Фортепианные обработки (транскрипции) чужих сочинений характеризуют Листа как активного пропагандиста всего передового, творчески самобытного, еще не признанного, но заслуживающего признания. И если в Веймарском театре Лист постоянно ставил «нерепертуарные» или никому не известные оперы (Шуберта, Берлиоза, Вагнера, Сен-Санса), то в своих фортепианных транскрипциях еще шире помогал распространению самых разнообразных по жанрам произведений великих классиков и талантливых современников. Транскрипции Листа принципиально отличаются от оперных фантазий. На первый взгляд творческой самостоятельности в них еще меньше, так как Лист берет за основу целостные образцы — песни Шуберта, симфонии Бетховена и Берлиоза, увертюры Вагнера и Россини, отдельные симфонические или хоровые эпизоды из опер. Но задача здесь серьезнее, а историческое значение — неизмеримо большее. Гений Листа решает при этом трудносовместимые задачи: максимально верную передачу музыки оригинала и создание произведения, специфического именно по своей фортепианной природе, то есть предназначенного для исполнения пианистом на концертной эстраде. Некоторые из таких транскрипций в свое время сыграли роль исключительную. Во многих уголках Европы слушатели узнавали о песнях Шуберта, например, благодаря их листовским транскрипциям и лишь много позже — уже заинтересованные — приобщались к оригиналу. В. В. Стасов вспоминал, что в России некоторые симфонии Бетховена он впервые услыхал в передаче Листа на рояле. Кое-что из актуального для того времени сейчас, конечно, устарело. И как раз наименее творчески свободные транскрипции — например, симфоний — теперь, при широком распространении симфонических оркестров и звукозаписи, вряд ли подходят для исполнения в концертах пианистов. Но песни Шуберта, каприсы Паганини, «Риголетто» (фантазия на квартет из этой оперы) и некоторые более свободные оперные фантазии продолжают сохраняться в репертуаре как высокохудожественные образцы фортепианной музыки.

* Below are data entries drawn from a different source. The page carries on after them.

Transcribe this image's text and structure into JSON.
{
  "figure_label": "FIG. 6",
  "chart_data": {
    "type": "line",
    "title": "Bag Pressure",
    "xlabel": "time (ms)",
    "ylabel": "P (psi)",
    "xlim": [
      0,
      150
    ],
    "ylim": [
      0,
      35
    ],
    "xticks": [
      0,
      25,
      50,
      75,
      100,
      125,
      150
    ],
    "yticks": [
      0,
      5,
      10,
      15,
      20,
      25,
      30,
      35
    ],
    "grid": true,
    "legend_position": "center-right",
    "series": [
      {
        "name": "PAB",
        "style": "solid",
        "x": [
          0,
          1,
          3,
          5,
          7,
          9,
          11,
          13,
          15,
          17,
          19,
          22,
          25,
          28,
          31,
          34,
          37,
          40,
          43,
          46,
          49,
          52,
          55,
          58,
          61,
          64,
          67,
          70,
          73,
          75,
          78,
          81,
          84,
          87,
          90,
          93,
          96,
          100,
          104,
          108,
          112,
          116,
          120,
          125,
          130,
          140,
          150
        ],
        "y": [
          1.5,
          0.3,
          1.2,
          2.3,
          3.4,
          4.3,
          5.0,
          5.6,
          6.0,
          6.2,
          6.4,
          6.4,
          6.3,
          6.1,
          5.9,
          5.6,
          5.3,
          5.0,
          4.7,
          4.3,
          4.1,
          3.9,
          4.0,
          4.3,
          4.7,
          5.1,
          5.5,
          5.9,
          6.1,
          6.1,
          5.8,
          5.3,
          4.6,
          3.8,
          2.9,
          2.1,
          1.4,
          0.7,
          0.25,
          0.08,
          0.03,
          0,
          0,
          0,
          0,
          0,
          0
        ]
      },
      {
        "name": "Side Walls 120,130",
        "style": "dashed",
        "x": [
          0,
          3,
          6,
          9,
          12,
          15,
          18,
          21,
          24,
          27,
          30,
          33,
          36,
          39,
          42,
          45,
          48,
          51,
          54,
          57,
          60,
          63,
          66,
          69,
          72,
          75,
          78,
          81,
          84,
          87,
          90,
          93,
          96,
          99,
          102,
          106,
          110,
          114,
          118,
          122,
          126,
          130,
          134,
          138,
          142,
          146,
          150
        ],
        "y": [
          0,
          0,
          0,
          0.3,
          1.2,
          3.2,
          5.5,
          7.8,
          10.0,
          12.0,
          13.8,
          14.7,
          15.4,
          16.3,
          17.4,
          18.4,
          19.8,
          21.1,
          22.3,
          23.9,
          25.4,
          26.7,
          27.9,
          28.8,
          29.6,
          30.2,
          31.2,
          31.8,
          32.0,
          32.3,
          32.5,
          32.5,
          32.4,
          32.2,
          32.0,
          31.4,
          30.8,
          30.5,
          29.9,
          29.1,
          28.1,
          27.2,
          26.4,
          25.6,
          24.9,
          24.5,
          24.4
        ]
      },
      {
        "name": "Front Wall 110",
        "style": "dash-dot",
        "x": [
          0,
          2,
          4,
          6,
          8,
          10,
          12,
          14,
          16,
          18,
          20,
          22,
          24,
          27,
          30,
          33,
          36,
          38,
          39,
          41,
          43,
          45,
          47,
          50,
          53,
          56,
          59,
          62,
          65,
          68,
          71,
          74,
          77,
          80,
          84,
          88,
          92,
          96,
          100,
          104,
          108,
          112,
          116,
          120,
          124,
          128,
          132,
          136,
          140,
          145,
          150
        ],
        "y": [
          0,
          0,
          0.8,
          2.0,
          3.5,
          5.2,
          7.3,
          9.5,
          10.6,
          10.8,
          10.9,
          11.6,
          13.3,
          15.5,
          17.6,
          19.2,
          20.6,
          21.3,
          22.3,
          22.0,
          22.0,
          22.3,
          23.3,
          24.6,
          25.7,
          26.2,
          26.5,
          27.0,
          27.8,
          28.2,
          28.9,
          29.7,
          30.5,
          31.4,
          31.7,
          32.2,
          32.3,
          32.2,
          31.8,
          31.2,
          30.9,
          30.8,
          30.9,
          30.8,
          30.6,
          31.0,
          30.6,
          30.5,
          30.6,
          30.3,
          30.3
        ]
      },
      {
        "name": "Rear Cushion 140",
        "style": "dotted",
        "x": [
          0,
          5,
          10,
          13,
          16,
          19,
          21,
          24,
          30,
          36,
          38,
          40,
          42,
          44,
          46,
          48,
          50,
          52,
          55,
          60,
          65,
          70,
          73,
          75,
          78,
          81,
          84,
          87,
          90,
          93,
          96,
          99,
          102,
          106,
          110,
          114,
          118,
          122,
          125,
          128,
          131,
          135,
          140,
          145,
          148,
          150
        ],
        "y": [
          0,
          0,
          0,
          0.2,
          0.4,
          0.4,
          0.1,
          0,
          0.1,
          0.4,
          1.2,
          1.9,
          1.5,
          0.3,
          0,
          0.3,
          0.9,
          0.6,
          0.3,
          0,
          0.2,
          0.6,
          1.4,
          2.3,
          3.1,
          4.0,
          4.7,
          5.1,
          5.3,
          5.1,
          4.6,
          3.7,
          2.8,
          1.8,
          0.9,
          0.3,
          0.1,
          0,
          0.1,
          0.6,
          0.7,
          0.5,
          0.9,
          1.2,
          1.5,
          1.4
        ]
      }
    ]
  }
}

Работа над транскрипциями самой разнообразной нефортепианной литературы и собственные оригинальные, чаще всего программные замыслы Листа раздвинули возможности фортепиано, обогатили его множеством новых как чисто фортепианных выразительных приемов, так и приемов вокальных, скрипичных, оркестровых. При всех заслугах Листа это, однако, был не единственный путь. Гениальный современник Листа Шопен придерживался стиля более специфически фортепианного и сдержанноблагородного. Эта линия ведет от Моцарта — через Гуммеля и Фильда — к Шопену, тогда как предшественником Листа в области «симфоничного» фортепианного стиля был, конечно, Бетховен. Известно, что Глинка, например, не принял в целом принципы листовского пианизма, противопоставляя ему именно Фильда с его «жемчужной» игрой. Но как бы то ни было, влияние, оказанное Листом, было огромным и очень широким, хотя могло проявляться не только прямо, но и косвенно. Так, крупнейший русский пианист Рахманинов, не будучи прямым последователем Листа, многое все же от него воспринял — и в исполнительской деятельности, и в фортепианном творчестве. Отметим, в частности, создание Рахманиновым фортепианных транскрипций собственных романсов, а также вокальных и оркестровых произведений Шуберта, Бизе, Мендельсона. Превратившись в высокохудожественные фортепианные пьесы, эти произведения и по сей день сохраняются в репертуаре пианистов. Добавим, что Рахманинов-пианист очень часто в своих концертных программах отводил Листу второе отделение, посвящая первое Шопену. Несомненным было влияние Листа и на Скрябина (более на композитора, чем на пианиста). Скрябина, как и Листа, вдохновил героический образ Прометея.